Chinese farmers are deserting their favourite pastime, playing mahjong and gossiping, in favour of another game where everyone can win – China’s stock market.

In an eye-opening article in China’s Sina English newspaper, residents of Nanliu, a small village of 4,300 people in China’s northwest Shaanaxi province, have downed tools in order to punt on the nation’s stock market.

According to the report traditional industries in Nanliu such as agriculture, along with recycling hair, waste, old mobile phones and TVs, have quickly been replaced as revenue streams by the villagers investing in the stock market.

One resident, Liu Lianguo, a 50-year-old investor and retiree with no prior experience in trading, plans to closely follow the stock market and run his small fertilizer business simultaneously. According to Liu, 20% of Nanliu’s residents are now actively dabbling in stocks with every investor, to this point, making a profit.

Another resident, Liu Yan, 27, the youngest investor in the village, said he entered the market last August, and his stock portfolio had doubled in value three weeks ago by the time the Shanghai Composite Index rose to above 5,000 points. He has since become a full-time investor after previously following in his father’s footsteps and running his own small recycling business.

Clearly a trend trader, when stock prices continued to rise, Liu decided that he should invest more into the market.

To give an indication of the scale of the recent rally in Chinese stocks, here’s the 12-month chart of the benchmark Shanghai Composite. It’s rallied close to 100% over the past year. At its market peak in mid-June, it had rallied more than 150% in just 12 months.

SSEC July 14

Wang Li, a 52-year old farmer, said that while she lost money in the first year she began investing, she wasn’t too perturbed as she only invested small sums and saw the daily volatility as something closer to entertainment rather than a serious money-making enterprise.

Despite viewing it as “entertainment”, Wang believes that investing in stocks is “learning through doing”, adding “Once you begin, you can’t stop it”.

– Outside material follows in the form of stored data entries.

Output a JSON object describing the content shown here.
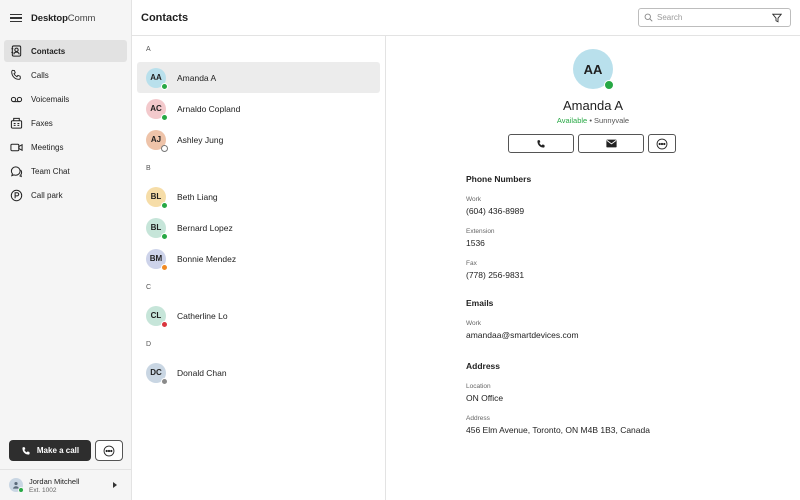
{
  "app": {
    "brand_bold": "Desktop",
    "brand_light": "Comm"
  },
  "nav": {
    "items": [
      {
        "label": "Contacts",
        "icon": "contacts-icon",
        "active": true
      },
      {
        "label": "Calls",
        "icon": "phone-icon"
      },
      {
        "label": "Voicemails",
        "icon": "voicemail-icon"
      },
      {
        "label": "Faxes",
        "icon": "fax-icon"
      },
      {
        "label": "Meetings",
        "icon": "video-icon"
      },
      {
        "label": "Team Chat",
        "icon": "chat-icon"
      },
      {
        "label": "Call park",
        "icon": "parking-icon"
      }
    ]
  },
  "sidebar_footer": {
    "make_call_label": "Make a call",
    "user_name": "Jordan Mitchell",
    "user_ext": "Ext. 1002"
  },
  "header": {
    "title": "Contacts",
    "search_placeholder": "Search"
  },
  "contact_groups": [
    {
      "letter": "A",
      "contacts": [
        {
          "initials": "AA",
          "name": "Amanda A",
          "avatar_color": "#b9e0ec",
          "status": "available"
        },
        {
          "initials": "AC",
          "name": "Arnaldo Copland",
          "avatar_color": "#f3c9cc",
          "status": "available"
        },
        {
          "initials": "AJ",
          "name": "Ashley Jung",
          "avatar_color": "#eec3a9",
          "status": "offline"
        }
      ]
    },
    {
      "letter": "B",
      "contacts": [
        {
          "initials": "BL",
          "name": "Beth Liang",
          "avatar_color": "#f6dda8",
          "status": "available"
        },
        {
          "initials": "BL",
          "name": "Bernard Lopez",
          "avatar_color": "#c6e5d9",
          "status": "available"
        },
        {
          "initials": "BM",
          "name": "Bonnie Mendez",
          "avatar_color": "#cdd3ea",
          "status": "away"
        }
      ]
    },
    {
      "letter": "C",
      "contacts": [
        {
          "initials": "CL",
          "name": "Catherline Lo",
          "avatar_color": "#c6e5d9",
          "status": "busy"
        }
      ]
    },
    {
      "letter": "D",
      "contacts": [
        {
          "initials": "DC",
          "name": "Donald Chan",
          "avatar_color": "#c9d6e3",
          "status": "offline-grey"
        }
      ]
    }
  ],
  "detail": {
    "initials": "AA",
    "name": "Amanda A",
    "status": "Available",
    "location_sep": "•",
    "location": "Sunnyvale",
    "phone_section": "Phone Numbers",
    "work_label": "Work",
    "work_value": "(604) 436-8989",
    "ext_label": "Extension",
    "ext_value": "1536",
    "fax_label": "Fax",
    "fax_value": "(778) 256-9831",
    "emails_section": "Emails",
    "email_label": "Work",
    "email_value": "amandaa@smartdevices.com",
    "address_section": "Address",
    "location_label": "Location",
    "location_value": "ON Office",
    "address_label": "Address",
    "address_value": "456 Elm Avenue, Toronto, ON M4B 1B3, Canada"
  },
  "colors": {
    "available": "#27a844",
    "busy": "#d9363e",
    "away": "#f08a24",
    "offline": "#8a8a8a"
  }
}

Essentially she sees it as learning on the job, with your own capital.

However, not all residents expressed such a lackadaisical approach. One resident, speaking on the condition of anonymity, suggested he was too embarrassed to tell his neighbours that he had lost 200,000 yuan because he had invested all of his life savings into the market – unfortunately right at the top. He is afraid the other villagers will look down on him if they find out, and he plans to silently quit the stock market, according to report.

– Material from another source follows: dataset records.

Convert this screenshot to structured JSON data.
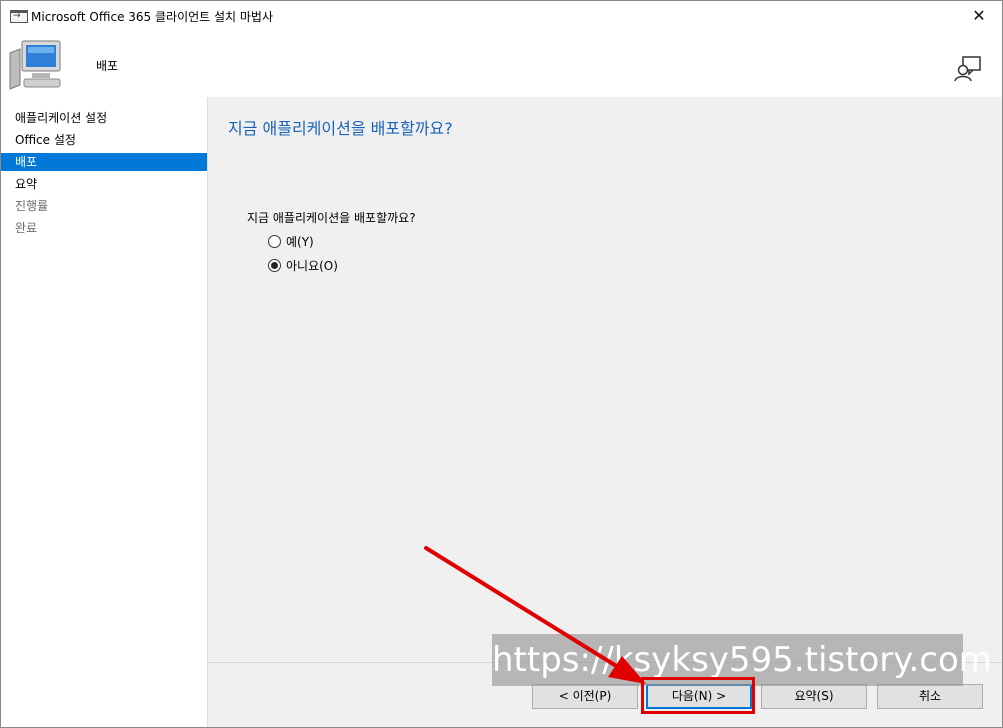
{
  "window": {
    "title": "Microsoft Office 365 클라이언트 설치 마법사",
    "close_glyph": "✕"
  },
  "header": {
    "title": "배포",
    "icons": [
      "computer-icon",
      "help-icon"
    ]
  },
  "sidebar": {
    "items": [
      {
        "label": "애플리케이션 설정",
        "state": "normal"
      },
      {
        "label": "Office 설정",
        "state": "normal"
      },
      {
        "label": "배포",
        "state": "active"
      },
      {
        "label": "요약",
        "state": "normal"
      },
      {
        "label": "진행률",
        "state": "disabled"
      },
      {
        "label": "완료",
        "state": "disabled"
      }
    ]
  },
  "main": {
    "heading": "지금 애플리케이션을 배포할까요?",
    "question": "지금 애플리케이션을 배포할까요?",
    "options": [
      {
        "label": "예(Y)",
        "selected": false
      },
      {
        "label": "아니요(O)",
        "selected": true
      }
    ]
  },
  "buttons": {
    "back": "< 이전(P)",
    "next": "다음(N) >",
    "summary": "요약(S)",
    "cancel": "취소"
  },
  "overlay": {
    "watermark": "https://ksyksy595.tistory.com",
    "annotation_color": "#e00000"
  },
  "colors": {
    "accent": "#0078d7",
    "heading": "#1a63b8",
    "content_bg": "#f0f0f0"
  }
}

The story of Nanliu is likely symptomatic of other rural areas in China with residents, lured in by government encouragement and somewhat unbelievable gains, pouring vast sums of money into the nation’s stock market in order to make it rich quick.

Many, like those discussed above, have little or no experience in investment, let alone risk management.

Stories like these, despite the best efforts of the government to underpin the nation’s stock market, underlines why so many people remain skeptical that the stock market rally can continue.

Inexperienced investors, often using their life savings and some with increased leverage, are prone to irrational investment decisions.

 Just as they chased the market higher over the past eight months, one can’t help but think that could equally run for the exits simultaneously should the recent declines resume.

The perceived fun-and-games in China’s stock market aren’t over yet. Not by a long shot.